You could indeed use the subdirectory filter followed by an index filter to put the contents back into a subdirectory, but why bother, when you could just use the index filter by itself?
Here's an example from the man page:
git filter-branch --index-filter 'git rm --cached --ignore-unmatch filename' HEAD
This just removes one filename; what you want to do is remove everything but a given subdirectory. If you want to be cautious, you could explicitly list each path to remove, but if you want to just go all-in, you can just do something like this:
git filter-branch --index-filter 'git ls-tree --name-only --full-tree $GIT_COMMIT | grep -v "^directory-to-keep$" | xargs git rm --cached -r' -- --all
I expect there's probably a more elegant way; if anyone has something please suggest it!
A few notes on that command:
- filter-branch internally sets GIT_COMMIT to the current commit SHA1
- I wouldn't have expected
--full-tree
to be necessary, but apparently filter-branch runs the index-filter from the .git-rewrite/t
directory instead of the top level of the repo.
- grep is probably overkill, but I don't think it's a speed issue.
--all
applies this to all refs; I figure you really do want that. (the --
separates it from the filter-branch options)

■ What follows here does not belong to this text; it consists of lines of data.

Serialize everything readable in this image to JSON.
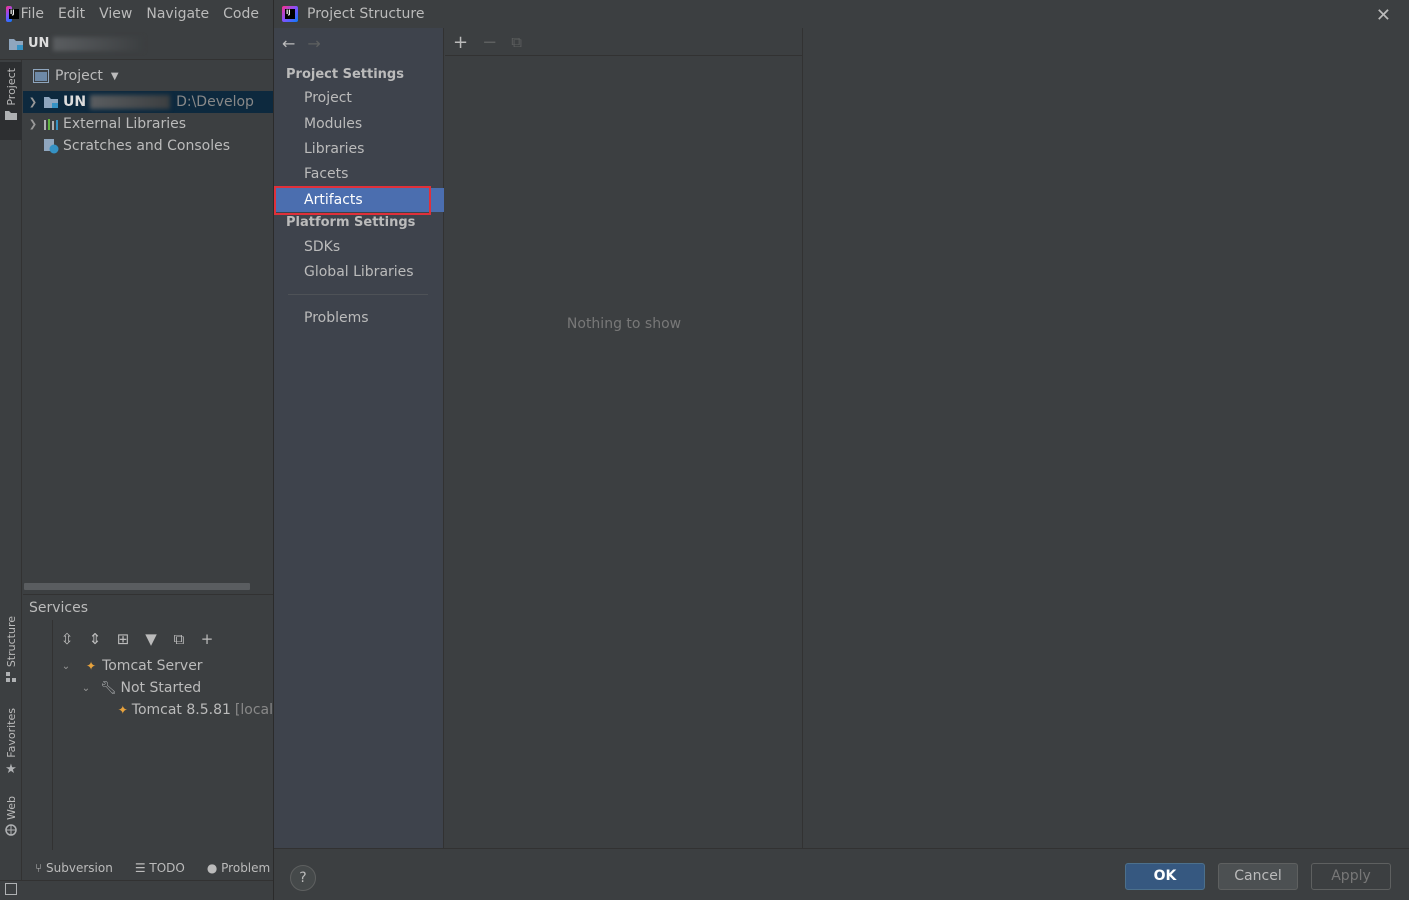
{
  "ide": {
    "menu": [
      "File",
      "Edit",
      "View",
      "Navigate",
      "Code"
    ],
    "breadcrumb": "UN",
    "left_stripe_tabs": [
      "Project",
      "Structure",
      "Favorites",
      "Web"
    ],
    "project_view": {
      "title": "Project",
      "tree": [
        {
          "label": "UN",
          "suffix": "D:\\Develop"
        },
        {
          "label": "External Libraries"
        },
        {
          "label": "Scratches and Consoles"
        }
      ]
    },
    "services": {
      "title": "Services",
      "tree": [
        {
          "label": "Tomcat Server"
        },
        {
          "label": "Not Started"
        },
        {
          "label": "Tomcat 8.5.81",
          "suffix": "[local"
        }
      ]
    },
    "status_tabs": [
      "Subversion",
      "TODO",
      "Problem"
    ]
  },
  "dialog": {
    "title": "Project Structure",
    "sections": {
      "project_settings": "Project Settings",
      "platform_settings": "Platform Settings"
    },
    "nav_items": {
      "project": "Project",
      "modules": "Modules",
      "libraries": "Libraries",
      "facets": "Facets",
      "artifacts": "Artifacts",
      "sdks": "SDKs",
      "global_libraries": "Global Libraries",
      "problems": "Problems"
    },
    "selected_item": "Artifacts",
    "empty_text": "Nothing to show",
    "buttons": {
      "help": "?",
      "ok": "OK",
      "cancel": "Cancel",
      "apply": "Apply"
    }
  },
  "colors": {
    "background": "#3c3f41",
    "nav_pane": "#3e434c",
    "selection": "#4b6eaf",
    "highlight_box": "#e0303a",
    "ok_button": "#365880"
  }
}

Edit: thanks to Thomas, here's a commit filter to remove the now-empty commits. It can be used in the same command (just place it between the index filter and the --
):
--commit-filter 'if [ "$1" = "$(git rev-parse $3^{tree})" ]; then skip_commit "$@"; else git commit-tree "$@"; fi' "$@" --remap-to-ancestor
The --remap-to-ancestor
option keeps you from losing refs which pointed to skipped commits. (For example, if the tag v2.0
pointed to a commit which didn't touch this subdirectory, you'd probably want it remapped to the nearest ancestor which did, instead of just removing it.)